The IAEA has never declared Iran in material breach of its obligations and, certainly, has never "accused" Iran of pursuing a program sanctioned under the NPT. Rather, the governing board of the IAEA has simply requested from Iran to suspend its sensitive nuclear program as a "confidence-building measure", that is, as a time-bound and thus temporary "legally non-binding" step.
No doubt this is in response to the IAEA reports noted by Afrasiabi, which have found no credible information about "weaponization studies." (And those are just studies, mind you, not actual weaponization programs.) This is of course not the first time that the Bush Administration has moved the goalposts in its fearmongering campaign. As we noted here last December, just after the Administration's own intelligence agencies declared that Iran had no active nuclear weapons program, Bush announced that
Iran will not be "allowed" to acquire even the "scientific knowledge" required to build a nuclear weapon. Previous "red lines" which could trigger an attack had been based on Iran actually building a weapon; now even nibbling at the forbidden fruit of nuclear knowledge could serve as "justification" for a "pre-emptive strike" to quell the "danger." After all, as Bush rather illiterately told reporters, "What's to say they couldn't start another covert nuclear weapons program?" Better safe than sorry, right?
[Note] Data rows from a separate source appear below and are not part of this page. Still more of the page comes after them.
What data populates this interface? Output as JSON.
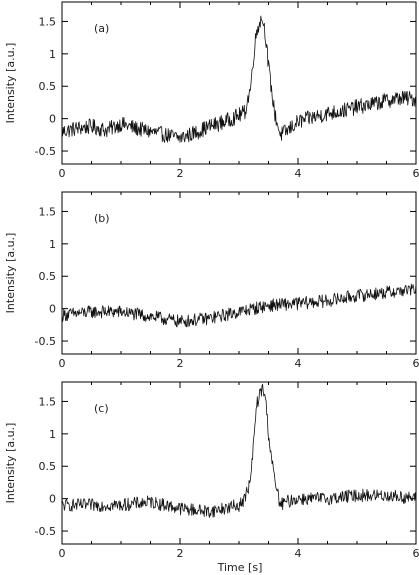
{
  "figure": {
    "xlabel": "Time [s]",
    "ylabel": "Intensity [a.u.]"
  },
  "chart_data": [
    {
      "type": "line",
      "panel_label": "(a)",
      "xlabel": "",
      "ylabel": "Intensity [a.u.]",
      "xlim": [
        0,
        6
      ],
      "ylim": [
        -0.7,
        1.8
      ],
      "xticks": [
        0,
        2,
        4,
        6
      ],
      "yticks": [
        -0.5,
        0,
        0.5,
        1,
        1.5
      ],
      "xtick_labels": [
        "0",
        "2",
        "4",
        "6"
      ],
      "ytick_labels": [
        "-0.5",
        "0",
        "0.5",
        "1",
        "1.5"
      ],
      "grid": false,
      "series": [
        {
          "x": [
            0.0,
            0.25,
            0.5,
            0.75,
            1.0,
            1.25,
            1.5,
            1.75,
            2.0,
            2.25,
            2.5,
            2.75,
            3.0,
            3.1,
            3.2,
            3.25,
            3.3,
            3.35,
            3.4,
            3.45,
            3.5,
            3.6,
            3.7,
            3.8,
            4.0,
            4.25,
            4.5,
            4.75,
            5.0,
            5.25,
            5.5,
            5.75,
            6.0
          ],
          "values": [
            -0.2,
            -0.15,
            -0.12,
            -0.18,
            -0.08,
            -0.15,
            -0.2,
            -0.25,
            -0.3,
            -0.22,
            -0.12,
            -0.05,
            0.05,
            0.1,
            0.5,
            1.0,
            1.35,
            1.5,
            1.55,
            1.3,
            0.8,
            0.1,
            -0.25,
            -0.2,
            -0.05,
            0.02,
            0.08,
            0.12,
            0.18,
            0.22,
            0.28,
            0.32,
            0.3
          ],
          "noise": 0.12
        }
      ]
    },
    {
      "type": "line",
      "panel_label": "(b)",
      "xlabel": "",
      "ylabel": "Intensity [a.u.]",
      "xlim": [
        0,
        6
      ],
      "ylim": [
        -0.7,
        1.8
      ],
      "xticks": [
        0,
        2,
        4,
        6
      ],
      "yticks": [
        -0.5,
        0,
        0.5,
        1,
        1.5
      ],
      "xtick_labels": [
        "0",
        "2",
        "4",
        "6"
      ],
      "ytick_labels": [
        "-0.5",
        "0",
        "0.5",
        "1",
        "1.5"
      ],
      "grid": false,
      "series": [
        {
          "x": [
            0.0,
            0.5,
            1.0,
            1.5,
            2.0,
            2.5,
            3.0,
            3.5,
            4.0,
            4.5,
            5.0,
            5.5,
            6.0
          ],
          "values": [
            -0.1,
            -0.05,
            -0.05,
            -0.12,
            -0.2,
            -0.15,
            -0.05,
            0.05,
            0.08,
            0.12,
            0.2,
            0.25,
            0.3
          ],
          "noise": 0.1
        }
      ]
    },
    {
      "type": "line",
      "panel_label": "(c)",
      "xlabel": "Time [s]",
      "ylabel": "Intensity [a.u.]",
      "xlim": [
        0,
        6
      ],
      "ylim": [
        -0.7,
        1.8
      ],
      "xticks": [
        0,
        2,
        4,
        6
      ],
      "yticks": [
        -0.5,
        0,
        0.5,
        1,
        1.5
      ],
      "xtick_labels": [
        "0",
        "2",
        "4",
        "6"
      ],
      "ytick_labels": [
        "-0.5",
        "0",
        "0.5",
        "1",
        "1.5"
      ],
      "grid": false,
      "series": [
        {
          "x": [
            0.0,
            0.5,
            1.0,
            1.5,
            2.0,
            2.5,
            3.0,
            3.1,
            3.2,
            3.25,
            3.3,
            3.35,
            3.4,
            3.45,
            3.5,
            3.6,
            3.7,
            3.8,
            4.0,
            4.5,
            5.0,
            5.5,
            6.0
          ],
          "values": [
            -0.1,
            -0.1,
            -0.1,
            -0.05,
            -0.15,
            -0.2,
            -0.1,
            0.0,
            0.3,
            0.9,
            1.45,
            1.6,
            1.7,
            1.55,
            1.0,
            0.3,
            -0.1,
            -0.05,
            0.0,
            0.0,
            0.05,
            0.05,
            0.0
          ],
          "noise": 0.1
        }
      ]
    }
  ]
}
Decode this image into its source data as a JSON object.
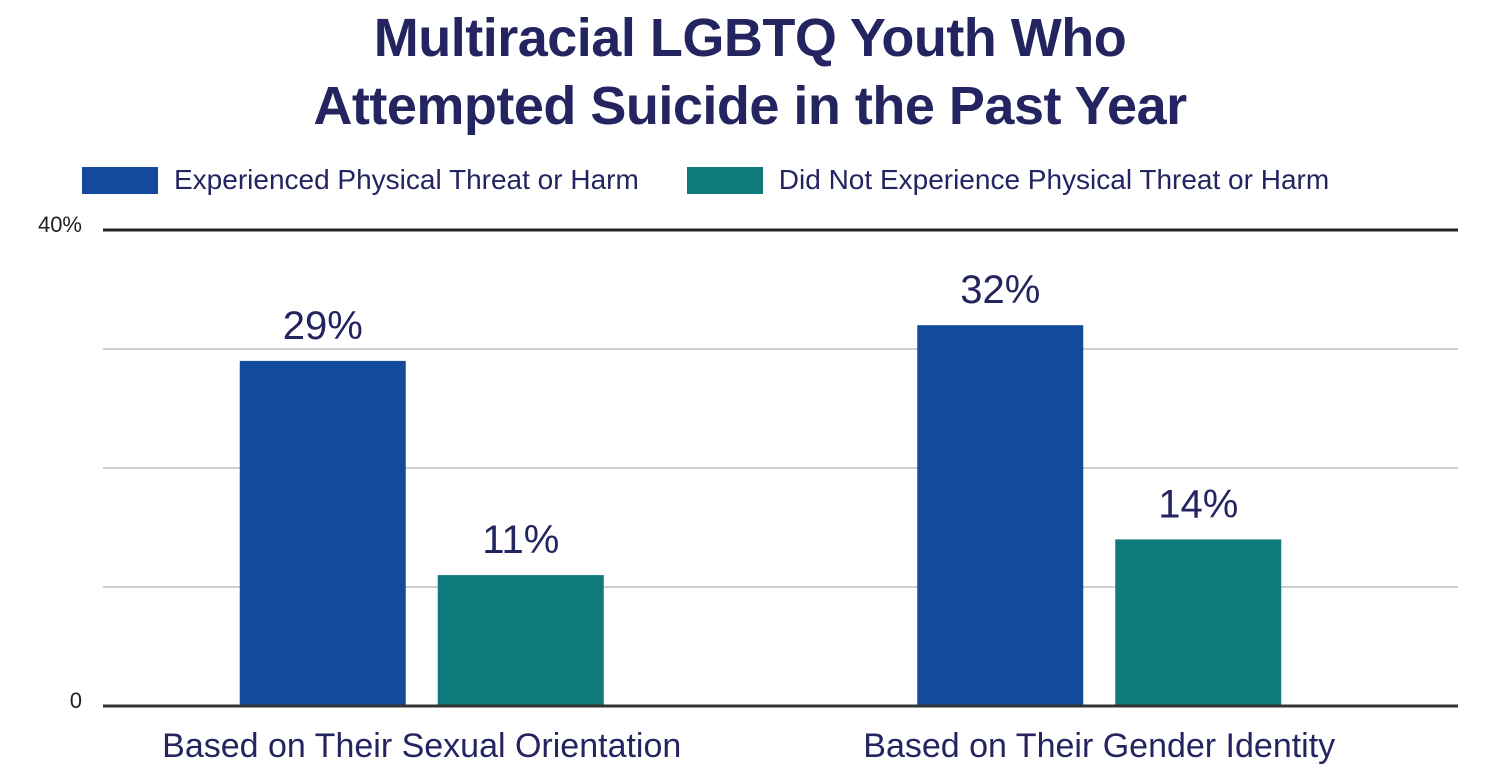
{
  "chart_data": {
    "type": "bar",
    "title_lines": [
      "Multiracial LGBTQ Youth Who",
      "Attempted Suicide in the Past Year"
    ],
    "categories": [
      "Based on Their Sexual Orientation",
      "Based on Their Gender Identity"
    ],
    "series": [
      {
        "name": "Experienced Physical Threat or Harm",
        "values": [
          29,
          32
        ],
        "labels": [
          "29%",
          "32%"
        ],
        "color": "#134A9B"
      },
      {
        "name": "Did Not Experience Physical Threat or Harm",
        "values": [
          11,
          14
        ],
        "labels": [
          "11%",
          "14%"
        ],
        "color": "#0E7A7C"
      }
    ],
    "ylim": [
      0,
      40
    ],
    "ytick_labels": [
      "0",
      "40%"
    ],
    "gridlines": [
      10,
      20,
      30
    ],
    "grid": true,
    "legend_placement": "top",
    "text_color": "#242560"
  }
}
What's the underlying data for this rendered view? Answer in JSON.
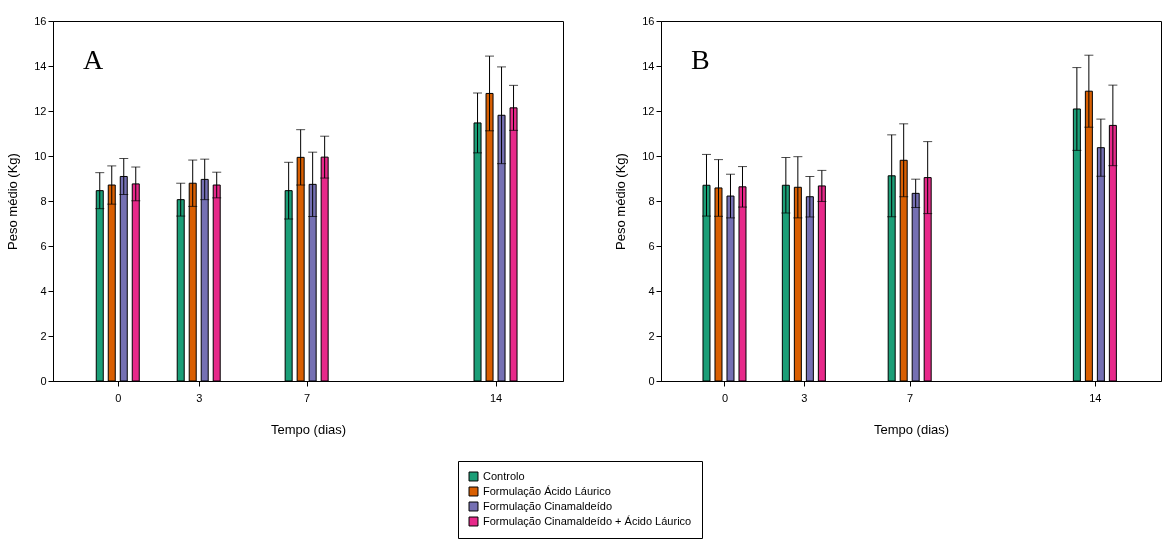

And at the very least, moving the goalposts in this manner will allow the Bush Regime to portray Iran as a dangerous, defiant menace for merely carrying on with its fully legal nuclear power program, as authorized by international treaty and monitored by the IAEA. Thus no matter what Iran actually does – or doesn't do – the Bushists will continue to use the "Persian menace" as fodder for the imperial war machine.
We see this playing out again today, in the scary talk – and Congressional resolutions – damning Iran's "enrichment activities." What was true then is true now: there is literally nothing that Iran can do – or not do – to divert the American elite's desire to strike at their land and bring it under domination. And apparently there is nothing that anyone in America with any power or a major platform will do to stop it either.
Arthur Silber concludes his damning analysis of our unforced march to new horror with a heartbreaking quote from Martin Luther King Jr. Let it serve as the last word here as well; no one will put it better:
There is such a thing as being too late.... Life often leaves us standing bare, naked, and dejected with lost opportunity.... Over the bleached bones of numerous civilizations are written the pathetic words: "Too late."